Ao fim de cada obra, crie um ambiente seguro para que os leitores se sintam encorajados a compartilharem os pensamentos e os sentimentos despertados pela leitura. Com o intuito de fomentar a participação nessa roda de conversa, abuse de estratégias, tais como:
- Saco de palavras: Cada aluno retira um papel de um saco, lê a palavra sorteada em voz alta e diz o que ela faz pensar a respeito da obra lida, como, por exemplo, medo.
- Plaquinhas de emojis: Os estudantes recebem uma série de cartões com imagens que representam/iconizam emoções e vão apresentando aos colegas de acordo com as perguntas feitas sobre passagens do livro.
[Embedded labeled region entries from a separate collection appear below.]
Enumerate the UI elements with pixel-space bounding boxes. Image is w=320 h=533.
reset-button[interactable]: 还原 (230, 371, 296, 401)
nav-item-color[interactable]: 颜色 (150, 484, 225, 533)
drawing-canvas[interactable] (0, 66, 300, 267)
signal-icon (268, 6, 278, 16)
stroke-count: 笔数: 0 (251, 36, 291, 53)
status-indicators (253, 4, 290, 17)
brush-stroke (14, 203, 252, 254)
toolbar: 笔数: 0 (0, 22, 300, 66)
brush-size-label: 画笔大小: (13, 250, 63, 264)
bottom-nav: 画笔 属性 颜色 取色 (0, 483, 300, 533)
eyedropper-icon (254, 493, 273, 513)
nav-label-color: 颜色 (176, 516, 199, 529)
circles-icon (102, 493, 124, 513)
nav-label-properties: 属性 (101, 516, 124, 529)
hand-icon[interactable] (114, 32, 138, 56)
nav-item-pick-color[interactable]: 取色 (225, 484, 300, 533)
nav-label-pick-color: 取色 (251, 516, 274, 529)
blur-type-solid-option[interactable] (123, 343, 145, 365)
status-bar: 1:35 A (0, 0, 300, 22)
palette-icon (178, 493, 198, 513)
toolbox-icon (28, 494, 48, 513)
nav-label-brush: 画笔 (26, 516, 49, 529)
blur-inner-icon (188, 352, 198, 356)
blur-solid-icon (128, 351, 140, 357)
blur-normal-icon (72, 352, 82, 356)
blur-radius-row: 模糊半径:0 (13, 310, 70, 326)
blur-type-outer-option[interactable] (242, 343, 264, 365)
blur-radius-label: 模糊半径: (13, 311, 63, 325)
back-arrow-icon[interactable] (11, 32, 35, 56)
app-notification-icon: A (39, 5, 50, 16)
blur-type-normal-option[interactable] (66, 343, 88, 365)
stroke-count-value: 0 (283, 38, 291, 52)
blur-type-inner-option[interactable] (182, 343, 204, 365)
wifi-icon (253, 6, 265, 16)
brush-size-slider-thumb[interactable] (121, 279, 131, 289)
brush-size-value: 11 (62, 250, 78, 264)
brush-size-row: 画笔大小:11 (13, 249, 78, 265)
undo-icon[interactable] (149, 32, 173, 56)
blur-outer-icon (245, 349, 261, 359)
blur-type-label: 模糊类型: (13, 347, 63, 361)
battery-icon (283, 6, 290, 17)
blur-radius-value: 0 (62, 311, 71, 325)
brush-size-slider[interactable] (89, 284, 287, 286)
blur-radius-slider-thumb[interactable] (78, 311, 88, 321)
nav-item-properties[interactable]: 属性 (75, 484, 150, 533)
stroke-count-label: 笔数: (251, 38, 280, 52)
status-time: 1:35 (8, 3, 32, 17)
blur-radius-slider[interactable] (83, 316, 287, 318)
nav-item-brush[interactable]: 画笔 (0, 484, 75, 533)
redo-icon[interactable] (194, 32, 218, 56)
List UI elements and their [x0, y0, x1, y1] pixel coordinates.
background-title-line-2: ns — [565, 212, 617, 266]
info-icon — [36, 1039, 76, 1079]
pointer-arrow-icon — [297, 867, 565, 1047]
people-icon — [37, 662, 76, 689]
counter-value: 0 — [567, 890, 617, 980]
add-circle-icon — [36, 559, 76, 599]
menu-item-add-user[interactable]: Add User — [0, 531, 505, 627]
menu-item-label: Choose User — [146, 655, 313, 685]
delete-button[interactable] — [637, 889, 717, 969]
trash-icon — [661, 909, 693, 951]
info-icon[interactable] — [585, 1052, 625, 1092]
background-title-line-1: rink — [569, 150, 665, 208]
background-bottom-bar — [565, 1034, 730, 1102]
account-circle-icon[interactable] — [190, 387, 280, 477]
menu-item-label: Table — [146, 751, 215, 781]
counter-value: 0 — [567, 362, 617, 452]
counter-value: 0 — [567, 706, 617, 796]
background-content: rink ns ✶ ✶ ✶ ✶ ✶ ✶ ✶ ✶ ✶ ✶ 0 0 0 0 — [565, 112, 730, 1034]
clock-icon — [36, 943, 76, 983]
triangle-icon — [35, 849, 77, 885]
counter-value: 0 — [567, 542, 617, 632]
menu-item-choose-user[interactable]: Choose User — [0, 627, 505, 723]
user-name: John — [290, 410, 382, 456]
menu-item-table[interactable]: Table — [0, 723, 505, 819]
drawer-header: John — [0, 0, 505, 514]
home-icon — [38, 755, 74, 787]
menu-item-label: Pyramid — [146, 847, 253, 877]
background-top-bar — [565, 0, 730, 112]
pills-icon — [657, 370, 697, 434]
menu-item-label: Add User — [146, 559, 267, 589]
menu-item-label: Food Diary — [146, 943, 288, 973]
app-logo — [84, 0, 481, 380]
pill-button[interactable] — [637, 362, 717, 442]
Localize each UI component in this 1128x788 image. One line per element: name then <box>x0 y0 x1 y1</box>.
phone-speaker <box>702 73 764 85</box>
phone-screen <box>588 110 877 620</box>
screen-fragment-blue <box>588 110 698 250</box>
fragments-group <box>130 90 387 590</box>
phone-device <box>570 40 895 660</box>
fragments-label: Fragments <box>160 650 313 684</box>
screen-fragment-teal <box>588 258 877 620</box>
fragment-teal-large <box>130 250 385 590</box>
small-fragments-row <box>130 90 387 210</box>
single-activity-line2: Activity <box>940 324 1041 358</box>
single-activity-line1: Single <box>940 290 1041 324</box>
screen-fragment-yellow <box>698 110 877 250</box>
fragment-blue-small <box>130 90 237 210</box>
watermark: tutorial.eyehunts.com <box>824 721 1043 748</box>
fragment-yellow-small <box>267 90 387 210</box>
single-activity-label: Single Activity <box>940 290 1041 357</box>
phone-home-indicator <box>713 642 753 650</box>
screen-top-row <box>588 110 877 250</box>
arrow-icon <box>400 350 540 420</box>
A cada questionamento, uma dupla é convidada para contar o porquê escolheu aquele emoji.
- Ótica da personagem: Os alunos são convidados a refletir e se posicionar criticamente a respeito das ações das personagens, tomando como ponto de partida estar no lugar delas, isto é, eles irão se imaginar como se estivessem dentro da história e debaterão sobre as atitudes, os pensamentos, os motivos que levaram cada personagem a agir de uma determinada maneira.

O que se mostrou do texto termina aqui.